One could get lost in further details of discovery and process, but it’s time to zoom our attention back out nearly 20 years, to the wider view in 1877, and ask a couple of important questions about Edison’s phonograph. Not what we mean by the word, but what did he mean by “phonograph?” And what did a nursery rhyme have to do with anything? For answers we return to Menlo Park.
Edison had been working on improvements to the telegraph as well as to the telephone Bell had patented the year before, in 1876. In 1877, he was working on a machine to bring greater efficiency to the dissemination of telegraphic messages, by recording the message on indentations in a paper tape, so it could then be retransmitted repeatedly. Being who he was, it’s hardly surprising that he would come up with the notion that perhaps the same thing could be done with telephone messages.
One thing led to another, paper became a cylinder of tin foil and a guy named John Kreusi invested his mechanical skills, Edison’s sketches and (supposedly) 30 hours of hard work. He came up with a gizmo that put grooves in the tinfoil with one diaphragm-driven stylus and played them back with another.
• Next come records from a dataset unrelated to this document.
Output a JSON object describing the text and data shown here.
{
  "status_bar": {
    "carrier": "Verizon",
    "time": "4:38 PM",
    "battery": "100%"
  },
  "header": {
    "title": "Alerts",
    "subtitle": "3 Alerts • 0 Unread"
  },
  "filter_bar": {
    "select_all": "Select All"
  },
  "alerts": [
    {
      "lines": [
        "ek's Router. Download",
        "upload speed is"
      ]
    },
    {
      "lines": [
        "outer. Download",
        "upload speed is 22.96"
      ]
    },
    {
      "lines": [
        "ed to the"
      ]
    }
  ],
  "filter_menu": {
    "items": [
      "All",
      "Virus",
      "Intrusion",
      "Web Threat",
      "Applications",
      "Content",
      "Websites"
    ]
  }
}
The styluses moved up and down in relation to the surface of the cylinder, which would prove to be very important, later.
Edison was also a practical man. If you have a device that can capture a spoken voice and then play it back somewhere else, you need a market for people who want such a thing, and have the money to buy one. So, while the patent was pending, he demonstrated it in the offices of Scientific American, formed a company, and came up with a list of uses for the thing. The primary use he envisioned, and number one on his list, was “Letter writing and all kinds of dictation without the aid of a stenographer.” This intended use for the machine was also included in the name of the company.
If we go back to the Greek roots of the words for “writing sound” we get phono and graph (and gramo and phone and grapho and phone). The name of the company was the Edison Speaking Phonograph Company. The device was a hit. Demonstrations were given, and publicity was generated, but it was hard to operate, and the tinfoil gave out quickly, which meant, of course, just as you were dictating something like “My Dear Mr. Westinghouse, I find your offer regarding electricity SKRCH…”
Once the novelty appeal had worn off, interest waned, and Edison got caught up in the development of the incandescent light bulb. Speaking of electricity, by 1882, Edison was using direct current to light up Pearl Street in Manhattan and by 1887, there were 121 Edison power stations generating DC for customers. 1887 was also the year that a young chap named Nicola Tesla filed for seven U.S. patents that comprised a complete electrical generation and transmission system, as well as motors and lighting to use it, employing alternating current. We’ll be coming back to 1887.
But we’re getting ahead of ourselves. Leave Edison’s little machine gathering dust for 10 years on a figurative back shelf in his lab. Twenty years and 28 miles away, at the Stevens Institute in Hoboken, the first instrument designed to record sounds out of the air was in all probability also gathering dust.
And the rhyme was “Mary had a little lamb,” the first words to go into and be reproduced from Edison’s first speaking phonograph. . . in 1877.